自分の思うようにいかないと「アイツが○○してくれてたらうまくいったのに。。。」とか
「どうせ○○だからうまくいかなくても仕方ない」と考えてしまいがちですが、
うまくいかないことさえも、未来のためにつなげるという姿勢は本当に素晴らしいと思います。

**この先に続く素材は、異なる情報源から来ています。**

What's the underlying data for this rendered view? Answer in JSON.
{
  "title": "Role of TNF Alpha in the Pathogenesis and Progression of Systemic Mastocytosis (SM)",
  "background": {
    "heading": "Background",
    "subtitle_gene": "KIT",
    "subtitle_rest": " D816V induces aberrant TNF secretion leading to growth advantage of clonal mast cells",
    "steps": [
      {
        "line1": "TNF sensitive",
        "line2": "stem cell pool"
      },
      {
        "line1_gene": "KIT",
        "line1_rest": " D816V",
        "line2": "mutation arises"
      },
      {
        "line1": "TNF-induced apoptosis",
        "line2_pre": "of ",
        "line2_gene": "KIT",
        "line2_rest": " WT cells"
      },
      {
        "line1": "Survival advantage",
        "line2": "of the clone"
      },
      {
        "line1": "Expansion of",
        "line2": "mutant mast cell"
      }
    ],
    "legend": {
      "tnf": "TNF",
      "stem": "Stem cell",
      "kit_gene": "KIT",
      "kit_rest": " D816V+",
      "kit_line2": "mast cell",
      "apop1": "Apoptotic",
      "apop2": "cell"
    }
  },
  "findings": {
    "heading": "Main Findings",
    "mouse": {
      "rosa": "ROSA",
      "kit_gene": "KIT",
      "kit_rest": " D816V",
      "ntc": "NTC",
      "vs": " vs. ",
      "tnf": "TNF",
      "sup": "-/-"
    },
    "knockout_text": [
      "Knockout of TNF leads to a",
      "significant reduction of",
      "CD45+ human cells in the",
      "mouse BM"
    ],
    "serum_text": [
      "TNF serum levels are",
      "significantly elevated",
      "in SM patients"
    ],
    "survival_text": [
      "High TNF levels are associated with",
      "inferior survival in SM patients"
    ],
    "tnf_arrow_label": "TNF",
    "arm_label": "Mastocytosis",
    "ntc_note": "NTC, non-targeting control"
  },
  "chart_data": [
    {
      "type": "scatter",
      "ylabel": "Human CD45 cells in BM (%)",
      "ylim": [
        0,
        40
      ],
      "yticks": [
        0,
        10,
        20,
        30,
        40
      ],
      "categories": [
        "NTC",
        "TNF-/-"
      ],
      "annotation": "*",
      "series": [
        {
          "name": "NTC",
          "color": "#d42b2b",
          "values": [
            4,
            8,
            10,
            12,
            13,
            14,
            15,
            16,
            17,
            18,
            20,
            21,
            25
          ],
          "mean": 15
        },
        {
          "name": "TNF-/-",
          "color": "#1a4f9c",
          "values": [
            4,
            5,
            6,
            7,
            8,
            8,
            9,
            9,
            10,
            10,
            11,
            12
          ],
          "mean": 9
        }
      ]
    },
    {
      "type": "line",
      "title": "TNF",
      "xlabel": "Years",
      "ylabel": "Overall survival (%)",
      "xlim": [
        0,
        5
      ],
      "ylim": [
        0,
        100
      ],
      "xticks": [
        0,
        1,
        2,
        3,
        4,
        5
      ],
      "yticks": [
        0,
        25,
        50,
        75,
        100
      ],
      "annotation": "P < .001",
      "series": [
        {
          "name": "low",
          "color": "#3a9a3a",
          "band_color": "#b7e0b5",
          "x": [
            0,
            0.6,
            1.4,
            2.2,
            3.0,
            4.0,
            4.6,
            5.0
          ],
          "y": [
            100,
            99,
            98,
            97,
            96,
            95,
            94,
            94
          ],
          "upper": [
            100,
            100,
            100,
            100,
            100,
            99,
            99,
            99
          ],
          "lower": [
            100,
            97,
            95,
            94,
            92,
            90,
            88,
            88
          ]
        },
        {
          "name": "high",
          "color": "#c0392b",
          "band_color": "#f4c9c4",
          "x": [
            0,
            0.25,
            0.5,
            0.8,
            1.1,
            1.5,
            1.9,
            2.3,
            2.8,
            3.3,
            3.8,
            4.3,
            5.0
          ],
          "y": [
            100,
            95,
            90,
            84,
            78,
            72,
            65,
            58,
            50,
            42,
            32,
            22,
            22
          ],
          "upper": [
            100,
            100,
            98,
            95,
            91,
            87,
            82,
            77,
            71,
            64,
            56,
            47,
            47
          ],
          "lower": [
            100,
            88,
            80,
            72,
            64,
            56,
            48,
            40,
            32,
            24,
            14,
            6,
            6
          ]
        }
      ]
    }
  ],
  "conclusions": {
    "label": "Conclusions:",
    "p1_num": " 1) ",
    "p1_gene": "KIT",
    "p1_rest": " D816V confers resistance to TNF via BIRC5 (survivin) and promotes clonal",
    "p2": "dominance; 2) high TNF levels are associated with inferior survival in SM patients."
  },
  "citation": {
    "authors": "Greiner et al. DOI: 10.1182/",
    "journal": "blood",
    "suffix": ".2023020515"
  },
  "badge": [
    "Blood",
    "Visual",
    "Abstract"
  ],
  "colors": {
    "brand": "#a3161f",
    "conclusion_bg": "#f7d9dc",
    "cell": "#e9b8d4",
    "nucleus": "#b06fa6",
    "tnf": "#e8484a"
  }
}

あとは、あらゆるポジションができることはいいこと。ということ。
このポジションならこの人しかいない!と思われることも大切だけど、
複数のポジションができることも、ある意味すごいことなんだと気づかせてくれました。
私個人に置き換えると、仕事上、ある専門分野を極めようと思っていましたが、
現実は、得意分野はあるものの業務範囲が広く、いろんなことをやっています。
このままじゃ、専門性を磨けない。。。と悩んでいましたが、
いろいろなことをできるのは悪いことじゃない。むしろいいことなんだ!と
励まされました。

また、同じようなことで悩んだときなどには読み返したい一冊になりました。
生き方、仕事の仕方などあらゆる面で参考になります。オススメです!
■書いてあることは当たり前のこと 評価5 日付2008-08-20
ふつうのビジネス書で書いてあることが、ふつうに書いてある。
俊輔でなければ売れない本だなと思いました。


面白いと感じたのは文章とキャリアをつたっていくと見えてきた2点
1他人の視線を気にしている
2他人の視線を無視している

1と2のバランスが面白い。「体が小さいから君はダメだよ」と横浜ユースに
落ちても「じゃあ小さい俺はどうすればいいのだろう?→テクニック勝負へ」
「イタリアで本来のポジションで使われない→よし、ゼネラリストになろう」
といい意味で他人を利用している。
他人の言動で悩んだり右往左往するのではなく、かといって頑固に無視するのではなく、
実に巧い動き方をしている。




これは中高生の部活や、ビジネスシーンでも生かせると思う。
中高の部活やカイシャでは、「上司や監督や先輩が絶対」と言う感じで、
盲目的に信じることを求められる。
反面、ジャーナリストや違う組織の人はそういうものを猛否定する。
俊輔はそういうのの「いいとこどり」をしてきたんだなーと思う。